As talks came to a standstill over the weekend in a disagreement over limits demanded by Democrats on the number of places available in detention centers, America could be headed for another government shutdown. Naturally, investors might be pondering how to design a shutdown-proof portfolio. Military spending is an essential part of the U.S. government. Defense stocks, hence, aren’t tied to U.S. federal spending trends and are unperturbed by any political impasse.

Trump has already expressed interest to rebuild the U.S. military by bumping up Pentagon’s budget. The President approved two defense-friendly budget bills that helped increase the Pentagon’s budget to $700 billion in 2018 and $717 billion in 2019. Meanwhile, Trump said that “for years, the United States was being treated very unfairly by NATO, but now we have secured a $100 billion dollar increase in defense spending from NATO allies.” Lest we forget, Trump had earlier threatened to trim U.S. military support if its allies didn’t raise defense spending.

At the same time, America is looking to develop a state-of-the-art missile defense system. And it’s only because Russia repeatedly violated the agreement by building banned weapon. Trump announced that “the United States is officially withdrawing from the Intermediate-Range Nuclear Forces Treaty, or INF Treaty.” Last but not the least, Trump claimed that American astronauts will go back to space with American rockets.

With such political unrest shrouding the investment scenario, rising sales of arms is but obvious. Sales of guns have increased significantly, pushing shares of companies like Sturm Ruger & Company (RGR - Free Report) , Vista Outdoor (VSTO - Free Report) and American Outdoor Brands up. Having said that, it’s certainly not good for the society and it’s a sad development. Then again, purely from an investment stand point, publicly-traded gun stocks look appealing amid a likely new government shutdown.

4 Solid Picks

We have, thus, selected four stocks from the area that remain unperturbed by a possible government shutdown.

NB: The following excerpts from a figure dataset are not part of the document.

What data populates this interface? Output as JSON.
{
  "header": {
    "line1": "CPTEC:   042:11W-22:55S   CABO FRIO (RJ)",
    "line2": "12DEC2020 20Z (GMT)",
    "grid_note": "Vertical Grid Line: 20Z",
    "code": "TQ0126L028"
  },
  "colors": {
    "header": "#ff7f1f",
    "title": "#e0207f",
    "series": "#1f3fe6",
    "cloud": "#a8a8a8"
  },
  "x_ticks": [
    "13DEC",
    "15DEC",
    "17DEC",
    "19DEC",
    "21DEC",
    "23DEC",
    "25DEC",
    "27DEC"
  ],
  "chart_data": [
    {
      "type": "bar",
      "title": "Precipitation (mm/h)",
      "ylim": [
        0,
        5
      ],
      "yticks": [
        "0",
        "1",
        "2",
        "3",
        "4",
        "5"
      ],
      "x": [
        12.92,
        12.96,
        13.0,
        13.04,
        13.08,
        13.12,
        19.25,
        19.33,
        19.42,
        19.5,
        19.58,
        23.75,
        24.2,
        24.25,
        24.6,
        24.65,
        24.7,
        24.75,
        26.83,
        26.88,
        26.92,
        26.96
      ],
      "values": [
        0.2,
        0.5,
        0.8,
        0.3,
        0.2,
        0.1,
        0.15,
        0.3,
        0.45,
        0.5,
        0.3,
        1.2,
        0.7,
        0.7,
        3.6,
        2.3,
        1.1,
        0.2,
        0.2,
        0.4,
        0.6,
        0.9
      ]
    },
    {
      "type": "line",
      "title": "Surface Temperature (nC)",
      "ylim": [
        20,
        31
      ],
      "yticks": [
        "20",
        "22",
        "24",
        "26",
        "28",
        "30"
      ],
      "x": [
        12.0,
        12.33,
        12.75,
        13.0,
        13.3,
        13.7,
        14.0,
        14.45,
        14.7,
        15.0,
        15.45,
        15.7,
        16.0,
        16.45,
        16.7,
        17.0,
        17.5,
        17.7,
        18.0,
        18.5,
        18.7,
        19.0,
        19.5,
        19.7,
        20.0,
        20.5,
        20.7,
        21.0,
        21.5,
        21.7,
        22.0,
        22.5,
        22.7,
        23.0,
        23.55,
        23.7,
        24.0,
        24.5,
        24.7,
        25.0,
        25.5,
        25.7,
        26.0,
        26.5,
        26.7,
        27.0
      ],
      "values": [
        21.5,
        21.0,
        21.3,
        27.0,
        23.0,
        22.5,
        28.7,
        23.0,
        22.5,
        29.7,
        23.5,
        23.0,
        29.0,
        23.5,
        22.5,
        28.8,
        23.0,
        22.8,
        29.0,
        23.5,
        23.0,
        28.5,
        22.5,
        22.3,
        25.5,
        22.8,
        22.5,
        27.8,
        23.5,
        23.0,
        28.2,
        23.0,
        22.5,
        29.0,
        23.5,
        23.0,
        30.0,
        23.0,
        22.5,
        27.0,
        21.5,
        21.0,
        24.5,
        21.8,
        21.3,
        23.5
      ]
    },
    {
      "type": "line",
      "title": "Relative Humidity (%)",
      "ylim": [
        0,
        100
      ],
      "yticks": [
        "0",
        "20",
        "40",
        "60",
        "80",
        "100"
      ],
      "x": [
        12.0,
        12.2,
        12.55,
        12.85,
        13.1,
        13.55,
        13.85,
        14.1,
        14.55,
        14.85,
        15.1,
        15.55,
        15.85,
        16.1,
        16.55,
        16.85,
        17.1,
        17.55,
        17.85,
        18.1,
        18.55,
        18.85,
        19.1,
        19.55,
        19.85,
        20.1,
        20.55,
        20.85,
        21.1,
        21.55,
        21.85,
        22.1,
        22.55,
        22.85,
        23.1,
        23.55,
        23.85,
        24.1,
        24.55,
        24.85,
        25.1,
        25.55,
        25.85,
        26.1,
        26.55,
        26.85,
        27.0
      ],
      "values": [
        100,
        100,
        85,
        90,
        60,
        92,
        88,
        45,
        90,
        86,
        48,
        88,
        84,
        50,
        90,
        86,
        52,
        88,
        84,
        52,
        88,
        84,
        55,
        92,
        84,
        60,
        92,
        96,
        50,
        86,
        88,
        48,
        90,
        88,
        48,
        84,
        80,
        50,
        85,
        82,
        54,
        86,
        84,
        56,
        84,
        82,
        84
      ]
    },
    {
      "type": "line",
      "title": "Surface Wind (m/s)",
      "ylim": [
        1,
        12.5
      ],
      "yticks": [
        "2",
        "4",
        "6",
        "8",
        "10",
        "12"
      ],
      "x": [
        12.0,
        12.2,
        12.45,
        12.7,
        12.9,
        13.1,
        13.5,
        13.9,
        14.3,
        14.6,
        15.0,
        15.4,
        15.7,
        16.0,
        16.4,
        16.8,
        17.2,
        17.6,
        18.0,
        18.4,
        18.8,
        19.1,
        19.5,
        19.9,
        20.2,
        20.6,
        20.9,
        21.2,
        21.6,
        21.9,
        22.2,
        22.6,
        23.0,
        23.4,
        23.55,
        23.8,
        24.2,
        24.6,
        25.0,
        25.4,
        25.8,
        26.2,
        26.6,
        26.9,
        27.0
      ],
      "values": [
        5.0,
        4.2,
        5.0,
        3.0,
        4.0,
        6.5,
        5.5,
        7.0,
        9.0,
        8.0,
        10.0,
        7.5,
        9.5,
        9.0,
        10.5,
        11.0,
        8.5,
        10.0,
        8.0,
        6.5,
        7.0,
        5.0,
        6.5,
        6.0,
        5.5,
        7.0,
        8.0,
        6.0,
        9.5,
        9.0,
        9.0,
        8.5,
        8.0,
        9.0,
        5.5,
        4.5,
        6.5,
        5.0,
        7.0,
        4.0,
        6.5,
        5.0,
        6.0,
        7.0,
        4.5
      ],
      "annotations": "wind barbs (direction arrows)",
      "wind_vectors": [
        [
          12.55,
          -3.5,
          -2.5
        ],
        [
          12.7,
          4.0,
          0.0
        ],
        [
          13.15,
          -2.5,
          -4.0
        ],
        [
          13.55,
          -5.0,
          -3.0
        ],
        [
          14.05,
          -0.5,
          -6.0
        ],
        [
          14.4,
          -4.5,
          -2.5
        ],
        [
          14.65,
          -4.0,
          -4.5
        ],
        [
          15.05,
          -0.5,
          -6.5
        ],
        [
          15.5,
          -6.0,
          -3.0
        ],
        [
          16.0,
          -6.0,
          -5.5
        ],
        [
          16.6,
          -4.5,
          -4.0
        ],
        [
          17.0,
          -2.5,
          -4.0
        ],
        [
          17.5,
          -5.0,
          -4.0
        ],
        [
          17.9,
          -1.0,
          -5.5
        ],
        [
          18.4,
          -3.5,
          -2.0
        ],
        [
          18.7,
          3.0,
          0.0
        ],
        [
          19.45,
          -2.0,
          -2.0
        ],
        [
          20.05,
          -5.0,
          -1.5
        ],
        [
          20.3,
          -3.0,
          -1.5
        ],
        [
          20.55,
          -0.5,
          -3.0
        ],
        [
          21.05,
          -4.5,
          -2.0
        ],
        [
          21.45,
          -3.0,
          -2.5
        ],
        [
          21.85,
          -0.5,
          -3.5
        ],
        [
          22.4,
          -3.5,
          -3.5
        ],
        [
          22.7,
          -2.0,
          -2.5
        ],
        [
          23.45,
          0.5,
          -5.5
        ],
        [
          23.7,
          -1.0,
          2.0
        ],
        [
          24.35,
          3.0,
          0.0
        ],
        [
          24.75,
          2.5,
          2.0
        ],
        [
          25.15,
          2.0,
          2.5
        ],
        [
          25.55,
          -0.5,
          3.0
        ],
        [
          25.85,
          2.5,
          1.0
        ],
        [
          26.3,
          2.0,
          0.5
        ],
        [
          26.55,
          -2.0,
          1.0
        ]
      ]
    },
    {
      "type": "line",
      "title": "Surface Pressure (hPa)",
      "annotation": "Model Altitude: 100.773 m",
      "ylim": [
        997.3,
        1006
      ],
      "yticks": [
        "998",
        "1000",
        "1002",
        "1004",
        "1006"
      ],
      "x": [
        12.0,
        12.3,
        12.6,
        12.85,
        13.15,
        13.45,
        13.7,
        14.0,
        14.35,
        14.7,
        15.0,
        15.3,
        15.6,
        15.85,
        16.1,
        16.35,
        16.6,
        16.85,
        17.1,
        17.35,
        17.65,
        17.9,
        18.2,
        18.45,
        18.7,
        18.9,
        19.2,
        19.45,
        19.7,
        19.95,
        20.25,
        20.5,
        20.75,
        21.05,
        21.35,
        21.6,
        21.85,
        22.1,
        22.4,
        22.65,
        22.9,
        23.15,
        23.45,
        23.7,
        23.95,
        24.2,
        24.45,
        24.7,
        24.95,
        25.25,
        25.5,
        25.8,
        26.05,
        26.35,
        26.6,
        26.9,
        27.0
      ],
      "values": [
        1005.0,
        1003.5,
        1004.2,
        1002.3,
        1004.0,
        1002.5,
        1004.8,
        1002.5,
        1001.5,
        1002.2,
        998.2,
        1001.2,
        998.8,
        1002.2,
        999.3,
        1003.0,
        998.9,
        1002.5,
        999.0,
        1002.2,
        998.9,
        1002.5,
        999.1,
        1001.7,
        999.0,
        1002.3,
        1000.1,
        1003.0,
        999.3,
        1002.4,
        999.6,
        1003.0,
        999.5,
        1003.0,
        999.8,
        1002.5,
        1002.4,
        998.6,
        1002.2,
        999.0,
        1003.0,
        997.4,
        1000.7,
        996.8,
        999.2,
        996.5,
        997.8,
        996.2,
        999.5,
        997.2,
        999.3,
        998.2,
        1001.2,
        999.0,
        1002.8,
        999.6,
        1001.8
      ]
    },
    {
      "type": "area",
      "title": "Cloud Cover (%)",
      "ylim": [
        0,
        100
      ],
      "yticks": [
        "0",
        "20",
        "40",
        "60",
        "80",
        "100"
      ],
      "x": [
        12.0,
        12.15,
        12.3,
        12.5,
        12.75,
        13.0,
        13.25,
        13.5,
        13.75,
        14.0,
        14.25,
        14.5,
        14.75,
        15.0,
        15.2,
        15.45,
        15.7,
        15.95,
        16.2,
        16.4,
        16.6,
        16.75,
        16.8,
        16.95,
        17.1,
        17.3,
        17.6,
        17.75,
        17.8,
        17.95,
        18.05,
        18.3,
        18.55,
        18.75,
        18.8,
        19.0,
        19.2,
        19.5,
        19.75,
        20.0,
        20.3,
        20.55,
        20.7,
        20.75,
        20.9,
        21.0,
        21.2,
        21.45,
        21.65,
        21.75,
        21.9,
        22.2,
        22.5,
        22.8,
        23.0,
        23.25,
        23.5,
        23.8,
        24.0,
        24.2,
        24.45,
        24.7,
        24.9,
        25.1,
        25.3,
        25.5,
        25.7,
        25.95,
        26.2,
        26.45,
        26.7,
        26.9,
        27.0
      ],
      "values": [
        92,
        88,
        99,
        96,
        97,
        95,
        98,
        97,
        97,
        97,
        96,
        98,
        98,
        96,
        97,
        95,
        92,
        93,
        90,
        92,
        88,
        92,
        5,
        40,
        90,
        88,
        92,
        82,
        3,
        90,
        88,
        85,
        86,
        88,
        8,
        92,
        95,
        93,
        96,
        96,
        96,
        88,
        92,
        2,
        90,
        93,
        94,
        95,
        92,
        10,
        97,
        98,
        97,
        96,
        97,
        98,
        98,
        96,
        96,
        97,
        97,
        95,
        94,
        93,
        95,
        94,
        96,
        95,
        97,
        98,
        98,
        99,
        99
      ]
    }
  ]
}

The Boeing Company (BA - Free Report) designs, develops, manufactures, sales, services, and supports commercial jetliners, military aircraft, satellites, missile defense, human space flight, and launch systems and services. The stock currently has a Zacks Rank #1 (Strong Buy). The Zacks Consensus Estimate for its current-year earnings has moved up 9.1% in the past 60 days.


The company’s expected earnings growth rate for the current quarter and year is 15.9% and 23.3%, respectively. The company has outperformed the broader Aerospace - Defense industry so far this year (+25.6% vs +19.1%).


Northrop Grumman Corporation (NOC - Free Report) operates as a security company for government and commercial customers. The stock currently has a Zacks Rank #2 (Buy). The Zacks Consensus Estimate for its current-year earnings has moved up 5.5% in the past 60 days.


The company’s expected earnings growth rate for the current and next quarters is 9.5% and 17.6%, respectively. The company has outperformed the broader S&P 500 on a year-to-date basis (+14.6% vs +8.0%). You can see the complete list of today’s Zacks #1 Rank stocks here.

Air Industries Group (AIRI - Free Report) is an aerospace and defense company. The company currently has a Zacks Rank #2. The Zacks Consensus Estimate for its next-year earnings has risen 9% over the past 60 days.


The stock’s expected earnings growth for the current year is 81.5%, way higher than the Aerospace - Defense industry’s estimated growth of 10.5%. The company has outpaced the broader industry so far this year (+56.6% vs +19.0%).


Vista Outdoor’s shooting sports segment designs, develops, produces, and sources ammunition and firearms. The stock currently has a Zacks Rank #2. The Zacks Consensus Estimate for its current-year earnings has moved up 4% in the past 60 days.


The company’s shares maybe down for the year, but its expected earnings growth rate for the current quarter is a whopping 168.2%, in contrast to the Consumer Products - Discretionary industry’s projected decline of 38.9%.